I started wondering whether there were twins in there and nobody had noticed. I mentioned this theory to my doctor at three consecutive appointments before he stopped responding to the question – I wasn’t questioning his professional opinion, you understand, but I’m sure it must have happened before and my concerns should have been taken seriously. I can just imagine myself cuddling my newborn on the hospital bed thinking it was all over, before the doctor suddenly announced ‘good grief, there’s another one in there!’ At this point, I would nod my head calmly in understanding, as panic ensued around me – and he would have to apologise for his oversight afterwards by way of chocolates and flowers. It would teach him an important lesson, at least.

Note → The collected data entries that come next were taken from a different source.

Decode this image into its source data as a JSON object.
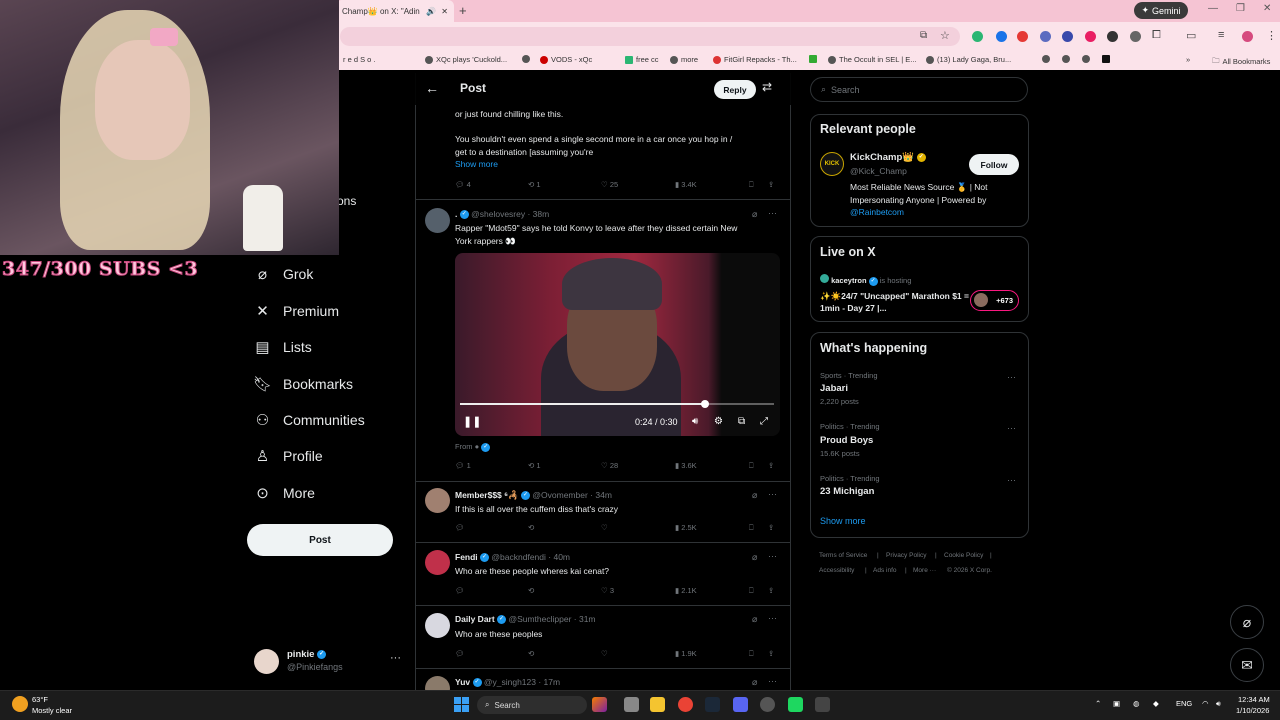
{
  "browser": {
    "tab_title": "Champ👑 on X: \"Adin R",
    "gemini_label": "Gemini",
    "bookmarks": [
      "r e d   S o .",
      "XQc plays 'Cuckold...",
      "",
      "VODS - xQc",
      "free cc",
      "more",
      "FitGirl Repacks - Th...",
      "",
      "The Occult in SEL | E...",
      "(13) Lady Gaga, Bru..."
    ],
    "all_bookmarks": "All Bookmarks"
  },
  "stream": {
    "subs_text": "347/300 SUBS <3",
    "partial_nav": "ons"
  },
  "nav": {
    "items": [
      {
        "label": "Grok",
        "icon": "grok-icon"
      },
      {
        "label": "Premium",
        "icon": "x-logo-icon"
      },
      {
        "label": "Lists",
        "icon": "list-icon"
      },
      {
        "label": "Bookmarks",
        "icon": "bookmark-icon"
      },
      {
        "label": "Communities",
        "icon": "communities-icon"
      },
      {
        "label": "Profile",
        "icon": "person-icon"
      },
      {
        "label": "More",
        "icon": "more-circle-icon"
      }
    ],
    "post_button": "Post",
    "account": {
      "name": "pinkie",
      "handle": "@Pinkiefangs"
    }
  },
  "header": {
    "title": "Post",
    "reply_button": "Reply"
  },
  "top_post": {
    "line0": "or just found chilling like this.",
    "line1": "You shouldn't even spend a single second more in a car once you hop in /",
    "line2": "get to a destination [assuming you're",
    "show_more": "Show more",
    "replies": "4",
    "reposts": "1",
    "likes": "25",
    "views": "3.4K"
  },
  "tweets": [
    {
      "name": ".",
      "handle": "@shelovesrey",
      "time": "38m",
      "text1": "Rapper \"Mdot59\" says he told Konvy to leave after they dissed certain New",
      "text2": "York rappers 👀",
      "from": "From",
      "replies": "1",
      "reposts": "1",
      "likes": "28",
      "views": "3.6K"
    },
    {
      "name": "Member$$$ ⁶🦂",
      "handle": "@Ovomember",
      "time": "34m",
      "text": "If this is all over the cuffem diss that's crazy",
      "replies": "",
      "reposts": "",
      "likes": "",
      "views": "2.5K"
    },
    {
      "name": "Fendi",
      "handle": "@backndfendi",
      "time": "40m",
      "text": "Who are these people wheres kai cenat?",
      "replies": "",
      "reposts": "",
      "likes": "3",
      "views": "2.1K"
    },
    {
      "name": "Daily Dart",
      "handle": "@Sumtheclipper",
      "time": "31m",
      "text": "Who are these peoples",
      "replies": "",
      "reposts": "",
      "likes": "",
      "views": "1.9K"
    },
    {
      "name": "Yuv",
      "handle": "@y_singh123",
      "time": "17m"
    }
  ],
  "video": {
    "time": "0:24 / 0:30",
    "progress": 0.78
  },
  "sidebar": {
    "search_placeholder": "Search",
    "relevant_title": "Relevant people",
    "kick": {
      "avatar_text": "KICK",
      "name": "KickChamp👑",
      "handle": "@Kick_Champ",
      "bio1": "Most Reliable News Source 🥇 | Not",
      "bio2": "Impersonating Anyone | Powered by",
      "bio_link": "@Rainbetcom",
      "follow": "Follow"
    },
    "live_title": "Live on X",
    "live": {
      "host": "kaceytron",
      "hosting": "is hosting",
      "title": "✨☀️24/7 \"Uncapped\" Marathon $1 = 1min - Day 27 |...",
      "viewers": "+673"
    },
    "happening_title": "What's happening",
    "trends": [
      {
        "category": "Sports · Trending",
        "name": "Jabari",
        "count": "2,220 posts"
      },
      {
        "category": "Politics · Trending",
        "name": "Proud Boys",
        "count": "15.6K posts"
      },
      {
        "category": "Politics · Trending",
        "name": "23 Michigan",
        "count": ""
      }
    ],
    "show_more": "Show more",
    "footer": [
      "Terms of Service",
      "|",
      "Privacy Policy",
      "|",
      "Cookie Policy",
      "|",
      "Accessibility",
      "|",
      "Ads info",
      "|",
      "More ···",
      "© 2026 X Corp."
    ]
  },
  "taskbar": {
    "temp": "63°F",
    "weather": "Mostly clear",
    "search": "Search",
    "lang": "ENG",
    "time": "12:34 AM",
    "date": "1/10/2026"
  }
}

So here I am with only two weeks until my due date, weighing up my options. Would I rather keep the huge, uncomfortable bump for a few more weeks, along with the sleepless nights, endless toilet breaks, and child slinging at bedtime? Or would I rather get this little person out sooner rather than later, adding to the chaos of my apartment and constant worry that the toddler will try to dunk his new sibling in his yoghurt? It’s a tough one.

By the time this magazine hits shelves, I will be a mother of two and probably feeling jealous of my pregnant self for how much easier things were when one baby was still in utero. And if there’s ever a third (my goodness, even writing that has left me feeling cold), I will no doubt look back on this pregnancy with fond memories, packing three sets of clothes in my hospital bag just in case there’s a chance of triplets. Wish me luck. I think I’m going to need it.